Les échanges internationaux et l’incidence de la politique extérieure sur la vie des Français ont conduit le Sénat à développer au fil des ans son action internationale dans le cadre de la « diplomatie parlementaire ». C’est à ce titre qu’il accueille périodiquement des chefs d’État.
Visite d'État de la Reine d'Angleterre en 2004 - photo appartenant à la Direction de la Communication du Sénat 279_50_XL
Après la victoire de 1918, le Sénat avait accueilli, le 20 janvier 1919, le président des Etats-Unis d’Amérique, Thomas Woodrow WILSON, pour un déjeuner organisé dans la salle des Conférences du Palais du Luxembourg. Cette réception solennelle, restée dans les mémoires sous le nom de « banquet WILSON » avait réuni deux cent cinquante des plus hautes personnalités de France, d’Europe et des Etats-Unis qui participaient, à Paris, à la Conférence de la Paix.
La Reine d’Angleterre Elizabeth II fut également reçue au Sénat, le 6 avril 2004, à l’occasion du centenaire de l'Entente cordiale. Il s’agissait alors, après celles de 1957, de 1972 et de 1992, de la quatrième visite d’État en France de la souveraine britannique, laquelle devait ensuite effectuer une ultime et cinquième visite de ce niveau protocolaire en France en 2014, à l’occasion du soixante-dixième anniversaire du Débarquement en Normandie.
La Reine fut accueillie dans la cour d’honneur par la fanfare de la Garde républicaine et des gardes à cheval.
À ses côtés se tenaient Christian PONCELET, Président du Sénat et Jean-Louis DEBRÉ, Président de l’Assemblée nationale, tandis que le duc d’Édimbourg, se conformant au protocole, marchait trois pas derrière elle.
La souveraine britannique fut reçue dans la salle des Conférences. Le Président du Sénat prononça le premier discours, louant l’ancienneté de la démocratie parlementaire et le courage des Britanniques durant la Seconde guerre mondiale, tout en insistant sur la convergence de vues entre les deux pays au sujet de la défense européenne.
« Nous sommes, nous parlementaires, particulièrement fiers et heureux de recevoir le chef de l’État de la plus vieille démocratie parlementaire du monde, celle-là même qui a donné le jour à la Grande Charte de 1215, puis à l'Habeas Corpus, qui ont inspiré bien des constitutions démocratiques. C’est donc avec une admiration et un respect particuliers que nous saluons des orfèvres dans l'art exigeant de la démocratie. Des orfèvres qui ont su la garantir et l’améliorer sur le fondement de la seule coutume, en s’épargnant la litanie des constitutions et de leurs multiples révisions dont d'autres pays, en particulier le nôtre, se sont faits une spécialité.
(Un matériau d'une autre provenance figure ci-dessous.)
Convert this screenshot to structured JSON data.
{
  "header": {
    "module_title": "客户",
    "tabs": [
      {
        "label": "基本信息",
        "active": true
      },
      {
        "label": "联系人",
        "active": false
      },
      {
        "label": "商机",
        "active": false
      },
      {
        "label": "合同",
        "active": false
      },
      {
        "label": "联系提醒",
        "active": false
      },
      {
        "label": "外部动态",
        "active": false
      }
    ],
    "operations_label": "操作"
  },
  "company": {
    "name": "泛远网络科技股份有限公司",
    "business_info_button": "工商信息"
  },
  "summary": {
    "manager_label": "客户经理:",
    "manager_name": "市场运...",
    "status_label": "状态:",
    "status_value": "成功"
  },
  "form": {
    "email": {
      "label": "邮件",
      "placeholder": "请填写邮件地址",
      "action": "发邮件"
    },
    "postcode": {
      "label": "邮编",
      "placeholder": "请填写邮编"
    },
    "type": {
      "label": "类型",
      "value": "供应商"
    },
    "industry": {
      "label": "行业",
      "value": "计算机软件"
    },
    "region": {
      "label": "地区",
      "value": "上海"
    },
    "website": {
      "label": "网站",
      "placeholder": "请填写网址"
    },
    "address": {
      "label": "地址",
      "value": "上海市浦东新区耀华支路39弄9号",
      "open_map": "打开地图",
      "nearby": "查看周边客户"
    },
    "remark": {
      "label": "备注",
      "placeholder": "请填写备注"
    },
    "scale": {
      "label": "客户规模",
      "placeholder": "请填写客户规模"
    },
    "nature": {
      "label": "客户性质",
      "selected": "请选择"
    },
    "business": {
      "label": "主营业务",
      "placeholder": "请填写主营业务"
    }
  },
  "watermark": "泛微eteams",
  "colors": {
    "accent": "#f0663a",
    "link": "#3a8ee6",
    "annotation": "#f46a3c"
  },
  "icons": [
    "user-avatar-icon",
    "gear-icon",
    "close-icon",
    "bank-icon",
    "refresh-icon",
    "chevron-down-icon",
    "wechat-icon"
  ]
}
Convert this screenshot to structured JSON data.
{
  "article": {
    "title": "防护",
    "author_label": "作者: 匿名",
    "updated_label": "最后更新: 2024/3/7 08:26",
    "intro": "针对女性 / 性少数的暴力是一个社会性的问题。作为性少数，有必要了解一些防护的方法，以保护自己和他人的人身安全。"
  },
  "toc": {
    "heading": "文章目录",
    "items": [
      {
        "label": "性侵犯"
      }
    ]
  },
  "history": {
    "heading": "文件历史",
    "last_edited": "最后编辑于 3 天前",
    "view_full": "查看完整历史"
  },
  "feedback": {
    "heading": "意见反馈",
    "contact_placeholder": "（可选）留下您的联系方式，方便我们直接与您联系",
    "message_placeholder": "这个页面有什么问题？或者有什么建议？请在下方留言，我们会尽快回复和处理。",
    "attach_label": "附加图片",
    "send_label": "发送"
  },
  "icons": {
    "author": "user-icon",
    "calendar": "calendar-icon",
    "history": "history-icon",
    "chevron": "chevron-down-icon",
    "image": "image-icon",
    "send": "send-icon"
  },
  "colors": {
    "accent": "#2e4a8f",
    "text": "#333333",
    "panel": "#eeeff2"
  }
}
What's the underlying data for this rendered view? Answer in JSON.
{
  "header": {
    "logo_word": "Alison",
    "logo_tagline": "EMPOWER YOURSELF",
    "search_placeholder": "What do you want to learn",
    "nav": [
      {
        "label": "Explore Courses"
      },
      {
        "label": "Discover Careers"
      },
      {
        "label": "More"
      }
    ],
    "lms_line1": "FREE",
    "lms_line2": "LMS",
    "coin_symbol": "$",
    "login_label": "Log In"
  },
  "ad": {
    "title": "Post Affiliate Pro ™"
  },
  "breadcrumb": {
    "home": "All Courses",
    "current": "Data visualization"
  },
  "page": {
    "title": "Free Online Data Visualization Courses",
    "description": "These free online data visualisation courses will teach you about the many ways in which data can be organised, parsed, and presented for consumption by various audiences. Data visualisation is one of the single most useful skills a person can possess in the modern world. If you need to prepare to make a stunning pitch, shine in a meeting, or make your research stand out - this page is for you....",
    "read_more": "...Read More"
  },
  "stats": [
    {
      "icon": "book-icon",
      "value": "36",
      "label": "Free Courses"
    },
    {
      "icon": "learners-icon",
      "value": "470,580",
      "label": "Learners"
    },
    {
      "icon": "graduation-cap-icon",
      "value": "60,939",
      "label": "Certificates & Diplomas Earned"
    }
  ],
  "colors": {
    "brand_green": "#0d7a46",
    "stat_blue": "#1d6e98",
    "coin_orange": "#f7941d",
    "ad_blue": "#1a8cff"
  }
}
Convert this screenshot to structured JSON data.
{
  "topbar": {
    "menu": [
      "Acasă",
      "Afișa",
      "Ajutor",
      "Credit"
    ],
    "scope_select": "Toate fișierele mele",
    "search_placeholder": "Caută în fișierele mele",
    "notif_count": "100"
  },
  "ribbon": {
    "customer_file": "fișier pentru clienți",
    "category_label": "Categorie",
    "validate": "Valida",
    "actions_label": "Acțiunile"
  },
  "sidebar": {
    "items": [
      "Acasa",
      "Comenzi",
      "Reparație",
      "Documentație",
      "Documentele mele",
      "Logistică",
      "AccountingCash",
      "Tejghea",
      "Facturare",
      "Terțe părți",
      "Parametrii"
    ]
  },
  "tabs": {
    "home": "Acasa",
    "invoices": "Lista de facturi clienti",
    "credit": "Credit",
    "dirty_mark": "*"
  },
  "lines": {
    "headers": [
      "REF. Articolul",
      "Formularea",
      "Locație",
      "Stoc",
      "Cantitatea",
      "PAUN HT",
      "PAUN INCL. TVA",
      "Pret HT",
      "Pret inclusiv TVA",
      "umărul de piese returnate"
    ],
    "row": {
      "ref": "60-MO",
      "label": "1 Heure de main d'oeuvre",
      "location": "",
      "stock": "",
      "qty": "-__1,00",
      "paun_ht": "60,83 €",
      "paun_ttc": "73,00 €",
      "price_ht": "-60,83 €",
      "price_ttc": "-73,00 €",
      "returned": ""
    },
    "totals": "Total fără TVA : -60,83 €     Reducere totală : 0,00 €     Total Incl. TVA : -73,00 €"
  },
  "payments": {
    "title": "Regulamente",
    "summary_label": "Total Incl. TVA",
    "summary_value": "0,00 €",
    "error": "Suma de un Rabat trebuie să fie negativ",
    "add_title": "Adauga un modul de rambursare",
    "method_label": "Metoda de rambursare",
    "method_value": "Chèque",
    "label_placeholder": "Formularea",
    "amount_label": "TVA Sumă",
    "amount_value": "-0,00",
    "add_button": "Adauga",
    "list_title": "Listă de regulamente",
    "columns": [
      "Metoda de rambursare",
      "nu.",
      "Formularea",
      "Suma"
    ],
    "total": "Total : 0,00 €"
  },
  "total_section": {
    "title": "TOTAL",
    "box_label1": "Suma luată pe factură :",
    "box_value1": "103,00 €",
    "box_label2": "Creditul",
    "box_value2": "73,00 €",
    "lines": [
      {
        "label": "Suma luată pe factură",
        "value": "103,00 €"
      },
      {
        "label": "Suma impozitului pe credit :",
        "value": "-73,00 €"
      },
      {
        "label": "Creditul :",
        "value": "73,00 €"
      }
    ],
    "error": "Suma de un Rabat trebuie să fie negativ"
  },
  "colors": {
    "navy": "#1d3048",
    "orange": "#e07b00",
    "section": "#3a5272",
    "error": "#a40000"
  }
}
Je n’oublie pas non plus que le Royaume-Uni a aussi été précurseur en promouvant le bicamérisme, forme la plus achevée de la démocratie. »
Christian PONCELET conclut son propos par « God save the Queen ! »
Le Président de l’Assemblée nationale quant à lui, fit référence à la Grande guerre et rendit hommage à la qualité des relations bilatérales entre les deux pays : « Il y a quelques années je crois, Votre Majesté observait avec humour que "S’il est vrai que nous ne conduisons pas du même côté de la route, il est tout aussi vrai que nous avançons dans la même direction". »
Dans sa réponse, la Reine Elizabeth II souligna que « nos deux pays ont choisi de faire de l’Europe et de l’Union européenne le principal vecteur de leurs aspirations économiques et politiques. Ce choix n’entame pas les liens d’amitié qui les unissent aux États-Unis - et n’a pas à les entamer. Il s’agit là de relations complémentaires. Nous nous employons plus que jamais à faire entendre la voix de l'Europe dans le monde, et à doter la diplomatie européenne de la crédibilité militaire nécessaire pour permettre à l’Union européenne de mener, le cas échéant, des opérations dans lesquelles l’Otan en tant que telle n’est pas engagée » avant de conclure par un toast aux parlements français et britannique ainsi qu’à l’Entente cordiale.
Deux cadeaux furent offerts à la reine : une nouvelle variété d’orchidée, créée par le Jardin du Luxembourg, dénommée « Entente cordiale », ainsi qu’une édition originale d’un livre sur la vie du comte de Strafford, principal ministre du Roi Charles Ier (1625-1649), et sur l’histoire générale d’Angleterre, d’Ecosse et d'Irlande à cette époque. L’auteur de cet ouvrage – Trophime-Gérard de LALLY-TOLLENDAL – était un député de la noblesse aux États généraux de 1789, issu d’une famille d’origine irlandaise. Rentré en France après le coup d’État de brumaire (1799), il fut pair de France sous la Restauration et se révéla un ardent défenseur du bicamérisme.